Mapping and navigation while a tourist would change too—all Google has to do is project a red line on your field of view that tells you which road to walk down. The application of Google augmented goggles even extends to shopping—presumably the high-tech eyewear would know where you are when you're using them, and could tell you've stepped into Macy's, for example. Imagine that Google has an offer-based deal with Macy's that day for a particular clothing item, and the goggles would instantly alert you and probably even help you walk to where the display stand is. Google also knows a wealth of data about you, and we seem happy to surrender more: So we can forsee AR goggle applications like a virtual running coach, where your last timed-and-GPS'd run is represented as a virtual character jogging alongside—or ahead of—you.
Perhaps the most worrying, but powerful, part of this kind of tech is the ability it would give to Google to get advertising plastered over the whole world—essentially inserting an ad display layer between your eyes and the world.

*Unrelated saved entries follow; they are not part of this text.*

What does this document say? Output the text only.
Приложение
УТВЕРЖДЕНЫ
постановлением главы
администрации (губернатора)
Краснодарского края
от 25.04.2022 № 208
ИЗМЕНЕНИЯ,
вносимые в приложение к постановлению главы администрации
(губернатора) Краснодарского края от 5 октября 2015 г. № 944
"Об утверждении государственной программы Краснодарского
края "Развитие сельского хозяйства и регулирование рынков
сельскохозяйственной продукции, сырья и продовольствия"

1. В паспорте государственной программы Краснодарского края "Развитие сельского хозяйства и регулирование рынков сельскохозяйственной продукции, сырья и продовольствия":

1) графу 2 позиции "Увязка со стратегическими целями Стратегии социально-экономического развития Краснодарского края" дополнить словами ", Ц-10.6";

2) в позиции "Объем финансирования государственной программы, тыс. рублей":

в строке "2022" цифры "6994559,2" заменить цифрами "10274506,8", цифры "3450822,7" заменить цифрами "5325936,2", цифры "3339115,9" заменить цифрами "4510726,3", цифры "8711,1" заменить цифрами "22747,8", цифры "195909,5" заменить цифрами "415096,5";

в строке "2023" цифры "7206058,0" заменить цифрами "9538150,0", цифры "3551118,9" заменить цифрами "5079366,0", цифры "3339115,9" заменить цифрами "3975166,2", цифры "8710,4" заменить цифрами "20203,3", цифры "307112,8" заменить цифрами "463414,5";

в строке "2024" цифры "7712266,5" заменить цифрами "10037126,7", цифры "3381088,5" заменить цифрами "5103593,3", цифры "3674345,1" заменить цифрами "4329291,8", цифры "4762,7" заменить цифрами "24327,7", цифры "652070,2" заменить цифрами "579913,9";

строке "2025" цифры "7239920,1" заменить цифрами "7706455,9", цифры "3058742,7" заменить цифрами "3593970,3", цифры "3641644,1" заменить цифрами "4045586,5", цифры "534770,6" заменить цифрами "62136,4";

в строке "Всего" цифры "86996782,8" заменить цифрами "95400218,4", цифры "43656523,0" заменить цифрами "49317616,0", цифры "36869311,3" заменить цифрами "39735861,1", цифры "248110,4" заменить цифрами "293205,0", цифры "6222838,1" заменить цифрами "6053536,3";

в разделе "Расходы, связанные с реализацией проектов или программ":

Who would need postered ad hoardings when everyone's Google goggles would be showing them highly tailored AR ads superimposed on a blank whiteboard at an ad location...or on a cup of coffee, or on someone's T-shirt (students renting out space on it for a small fee?). And since the ads wouldn't have to be traditional static imagery, there's all sorts of crazy possibilities for 3-D augmented reality object ads: Characters from the next war movie strolling down the street next to you, passersby wearing dramatic spiky red AR hairdos graphically hijacked over their own to promote a local avant-garde hair salon. The kind of ad revenues one could command from ads that're so intertwined with your daily life probably haven't been calculated...except at Google.

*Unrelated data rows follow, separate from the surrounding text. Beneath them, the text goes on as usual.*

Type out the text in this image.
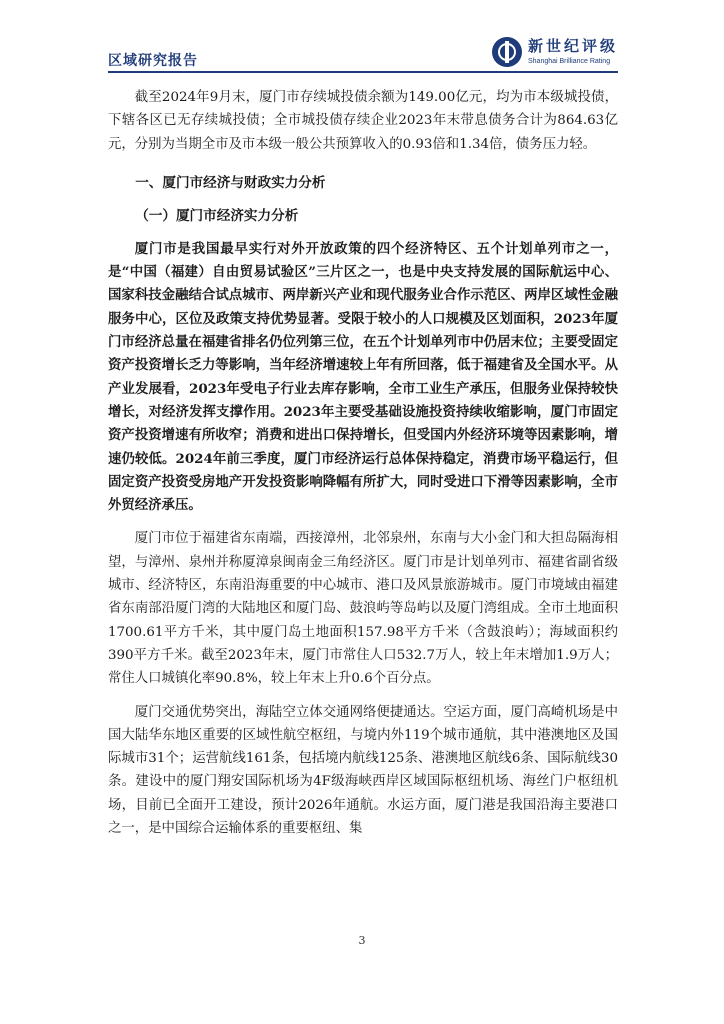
区域研究报告
新世纪评级
Shanghai Brilliance Rating

截至2024年9月末，厦门市存续城投债余额为149.00亿元，均为市本级城投债，下辖各区已无存续城投债；全市城投债存续企业2023年末带息债务合计为864.63亿元，分别为当期全市及市本级一般公共预算收入的0.93倍和1.34倍，债务压力轻。

一、厦门市经济与财政实力分析
（一）厦门市经济实力分析

厦门市是我国最早实行对外开放政策的四个经济特区、五个计划单列市之一，是“中国（福建）自由贸易试验区”三片区之一，也是中央支持发展的国际航运中心、国家科技金融结合试点城市、两岸新兴产业和现代服务业合作示范区、两岸区域性金融服务中心，区位及政策支持优势显著。受限于较小的人口规模及区划面积，2023年厦门市经济总量在福建省排名仍位列第三位，在五个计划单列市中仍居末位；主要受固定资产投资增长乏力等影响，当年经济增速较上年有所回落，低于福建省及全国水平。从产业发展看，2023年受电子行业去库存影响，全市工业生产承压，但服务业保持较快增长，对经济发挥支撑作用。2023年主要受基础设施投资持续收缩影响，厦门市固定资产投资增速有所收窄；消费和进出口保持增长，但受国内外经济环境等因素影响，增速仍较低。2024年前三季度，厦门市经济运行总体保持稳定，消费市场平稳运行，但固定资产投资受房地产开发投资影响降幅有所扩大，同时受进口下滑等因素影响，全市外贸经济承压。

厦门市位于福建省东南端，西接漳州，北邻泉州，东南与大小金门和大担岛隔海相望，与漳州、泉州并称厦漳泉闽南金三角经济区。厦门市是计划单列市、福建省副省级城市、经济特区，东南沿海重要的中心城市、港口及风景旅游城市。厦门市境域由福建省东南部沿厦门湾的大陆地区和厦门岛、鼓浪屿等岛屿以及厦门湾组成。全市土地面积1700.61平方千米，其中厦门岛土地面积157.98平方千米（含鼓浪屿）；海域面积约390平方千米。截至2023年末，厦门市常住人口532.7万人，较上年末增加1.9万人；常住人口城镇化率90.8%，较上年末上升0.6个百分点。

厦门交通优势突出，海陆空立体交通网络便捷通达。空运方面，厦门高崎机场是中国大陆华东地区重要的区域性航空枢纽，与境内外119个城市通航，其中港澳地区及国际城市31个；运营航线161条，包括境内航线125条、港澳地区航线6条、国际航线30条。建设中的厦门翔安国际机场为4F级海峡西岸区域国际枢纽机场、海丝门户枢纽机场，目前已全面开工建设，预计2026年通航。水运方面，厦门港是我国沿海主要港口之一，是中国综合运输体系的重要枢纽、集

3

There're a couple of things to think about here. AR technology may seem like a gimmick or a flash in the pan to you, but that's because of existing technical and fiscal limitations. Holding your phone up at arm's length for any period of time is a pain, and a mugging invitation in some places, and it means your experience of AR has never been "immersive" for longer than a handful of seconds. That's limited how innovative people can get with current AR applications. Head-mounted displays, goggles, are a solution to this but the current players in the game don't have the big name social influence nor the raw cash to develop tech that's both clever, good-looking and that the average Joe—by the million—would be persuaded to wear.

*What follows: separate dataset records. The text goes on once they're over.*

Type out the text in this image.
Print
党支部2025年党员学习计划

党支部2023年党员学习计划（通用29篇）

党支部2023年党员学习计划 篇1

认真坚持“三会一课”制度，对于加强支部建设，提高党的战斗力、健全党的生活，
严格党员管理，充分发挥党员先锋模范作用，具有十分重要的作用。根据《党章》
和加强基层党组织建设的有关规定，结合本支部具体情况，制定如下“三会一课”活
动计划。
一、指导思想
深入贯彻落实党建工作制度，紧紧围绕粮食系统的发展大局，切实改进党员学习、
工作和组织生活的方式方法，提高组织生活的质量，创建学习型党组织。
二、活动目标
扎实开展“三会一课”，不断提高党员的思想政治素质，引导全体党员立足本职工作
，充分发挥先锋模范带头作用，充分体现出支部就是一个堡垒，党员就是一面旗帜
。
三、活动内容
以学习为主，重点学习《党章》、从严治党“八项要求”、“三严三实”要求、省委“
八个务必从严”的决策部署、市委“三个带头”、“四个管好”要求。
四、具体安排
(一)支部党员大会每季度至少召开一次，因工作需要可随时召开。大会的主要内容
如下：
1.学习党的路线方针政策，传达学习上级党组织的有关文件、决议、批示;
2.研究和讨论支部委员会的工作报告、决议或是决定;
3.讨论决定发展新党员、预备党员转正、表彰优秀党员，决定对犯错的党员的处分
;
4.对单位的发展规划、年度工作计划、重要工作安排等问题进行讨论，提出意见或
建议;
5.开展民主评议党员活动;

Google can do this. With its Android tech and its ecosystem, it's also got access to data that other AR firms can't compete with and it has the globe-spanning clout to actually change habits. And don't worry that AR goggles would suffer the same user resistance as 3-D TV goggles—the experience delivered by AR is way more sci-fi than the slightly unsatisfying home 3-D experience: The information we've covered here simply assumes the goggles would overlay extra info, but what if they also let you see in the dark via IR, or spot the UV colors in flowers? Would you be more interested then? We're not imagining a near future where we all stroll around 24/7 with digital display goggles strapped to our faces—a fashion as ubiquitous as hats were in the early part of the 20th century. But if any firm has the power to make it a habit to slip on a pair to aid with work, navigation or shopping, it's Google.